Ambas representaciones llegarán después del taller del miércoles sobre acoso escolar y salud en el aula para docentes, miembros de colectivos sociales y profesionales de las artes escénicas impartido por Peralto y las psicólogas de la delegación navarra de la Asociación Española contra el Cáncer. Esta entidad que coproduce junto a La Joven el espectáculo basado en la novela de Patrick Ness y que Juan Antonio Bayona llevó al cine en 2016.

Tanto el novelista como el cineasta “vinieron a ver la función y les encantó”. Será porque “esto es gran teatro”. “Asociamos las grandes producciones escénicas a los musicales, pero aquí tenemos a José Luis Raymond como responsable de la escenografía y a un elenco de nueve actrices y actores”, dice Peralto. Y añade: “Estamos jugando a lo grande con distintas generaciones, con protagonistas veinteañeros rodeados por grandes actores”, y un equipo que ha generado “una gran noche de teatro” destinada a escenarios de todo el Estado, que, además, contribuye a sofocar, siquiera un poco, el paro juvenil en el sector.

Fantasía

Esta adaptación de la novela se ha inspirado en el montaje que hizo el Old Vic de Londres en 2018. Un monstruo viene a verme narra la historia de Conor, que sólo tiene 13 años, pero sabe perfectamente qué va a pasar poco después de la medianoche. Va a tener la misma pesadilla otra vez, esa “pesadilla llena de oscuridad, viento y gritos”. Ha sido así desde que su madre cayó enferma. Aunque hoy parece diferente.

Conor escucha una voz que le llama desde el jardín.

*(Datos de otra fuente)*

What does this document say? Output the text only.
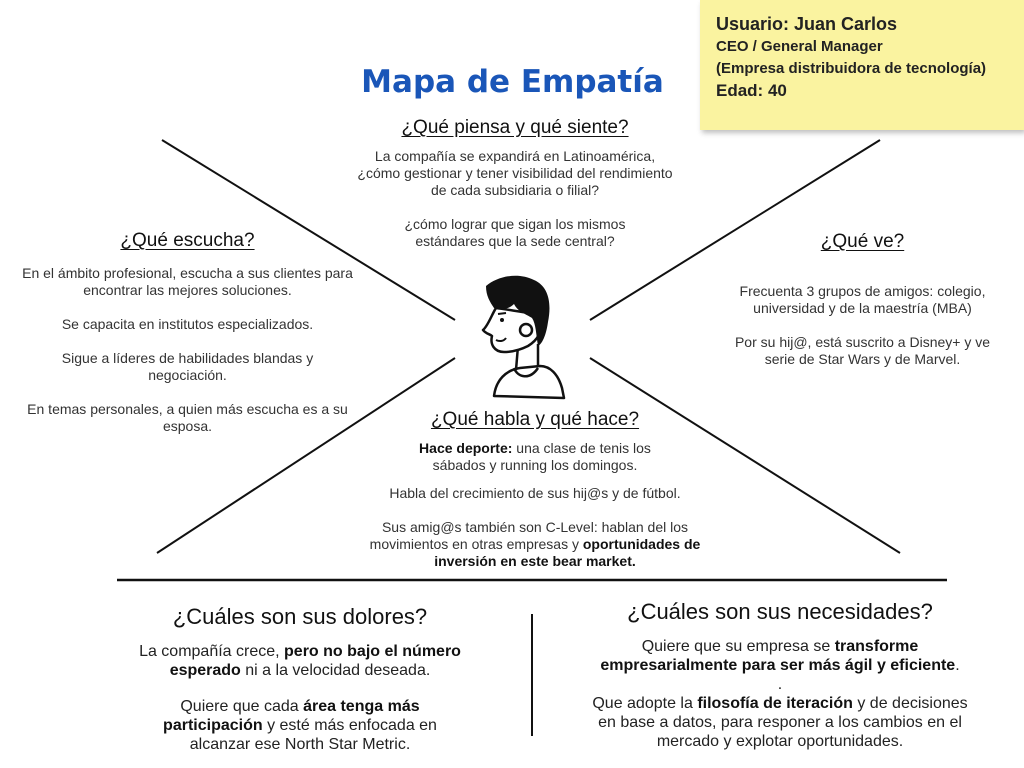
Mapa de Empatía
Usuario: Juan Carlos
CEO / General Manager
(Empresa distribuidora de tecnología)
Edad: 40
¿Qué piensa y qué siente?

La compañía se expandirá en Latinoamérica, ¿cómo gestionar y tener visibilidad del rendimiento de cada subsidiaria o filial?

¿cómo lograr que sigan los mismos estándares que la sede central?

¿Qué escucha?

En el ámbito profesional, escucha a sus clientes para encontrar las mejores soluciones.

Se capacita en institutos especializados.

Sigue a líderes de habilidades blandas y negociación.

En temas personales, a quien más escucha es a su esposa.

¿Qué ve?

Frecuenta 3 grupos de amigos: colegio, universidad y de la maestría (MBA)

Por su hij@, está suscrito a Disney+ y ve serie de Star Wars y de Marvel.

¿Qué habla y qué hace?

Hace deporte: una clase de tenis los sábados y running los domingos.

Habla del crecimiento de sus hij@s y de fútbol.

Sus amig@s también son C-Level: hablan del los movimientos en otras empresas y oportunidades de inversión en este bear market.

¿Cuáles son sus dolores?

La compañía crece, pero no bajo el número esperado ni a la velocidad deseada.

Quiere que cada área tenga más participación y esté más enfocada en alcanzar ese North Star Metric.

¿Cuáles son sus necesidades?

Quiere que su empresa se transforme empresarialmente para ser más ágil y eficiente.

.

Que adopte la filosofía de iteración y de decisiones en base a datos, para responer a los cambios en el mercado y explotar oportunidades.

Frente a la casa, hay un tejo que se ha transformado en monstruo ante sus ojos. Esa criatura le contará “una serie de cuentos que le ayudarán a gestionar la situación que está viviendo”, en una clara reivindicación de la fantasía y el poder de contar historias “como refugio”; de la imaginación como “caladero de herramientas para afrontar la adversidad”; de la relevancia de la empatía y de “decir la verdad, aunque duela”, y de la “importancia de integrar la pérdida como parte de la vida”. 

Porque esta no es una obra acerca de la enfermedad, “sino sobre la vida” traducida en un “gran universo fantástico” en el que tienen cabida el sufrimiento y la culpa, pero también el amor y el valor. Y es que, además del cáncer de su madre, Conor tiene que enfrentarse al acoso escolar que sufre en el colegio, “y que insiste en negar porque a esa edad pertenecer a un grupo es muy importante”.

No mirar hacia otro lado

En los últimos tiempos, La Joven está poniendo mucho énfasis en combatir el bullying. Además de la historia de Patrick Ness, acaba de estrenar Invisible, a partir de la novela de Eloy Moreno. Y ambas funciones van acompañadas de sus respectivas guías didácticas para trabajar en las aulas, de funciones escolares y para público general y de talleres. Todo, con el convencimiento de que “esto no es un problema de acosadores y acosados”. “El problema grande somos todos los demás, la mayoría, que miramos hacia otro lado”, subraya el presidente de la fundación.

Y sigue: “No hay que hacer grandes denuncias; en el momento en que profesores, vecinos, familias, compañeros y amigos vean lo que está pasando y se posicionen activamente, se acabó el acoso”. Un problema que, como conoció Peralto de la mano de Gabriel Rubio, jefe de Psiquiatría del 12 de octubre y patrono de La Joven, lleva a muchos adolescentes a ingresos consecutivos por intentos de suicidio. Para intentar paliar esas circunstancias también está la Fundación La Joven, que “les proporciona la posibilidad de hacer teatro”, de "reunirse, amontonarse, abrazarse, jugar y reír", y les ilumina un futuro que hasta entonces solo era oscuridad.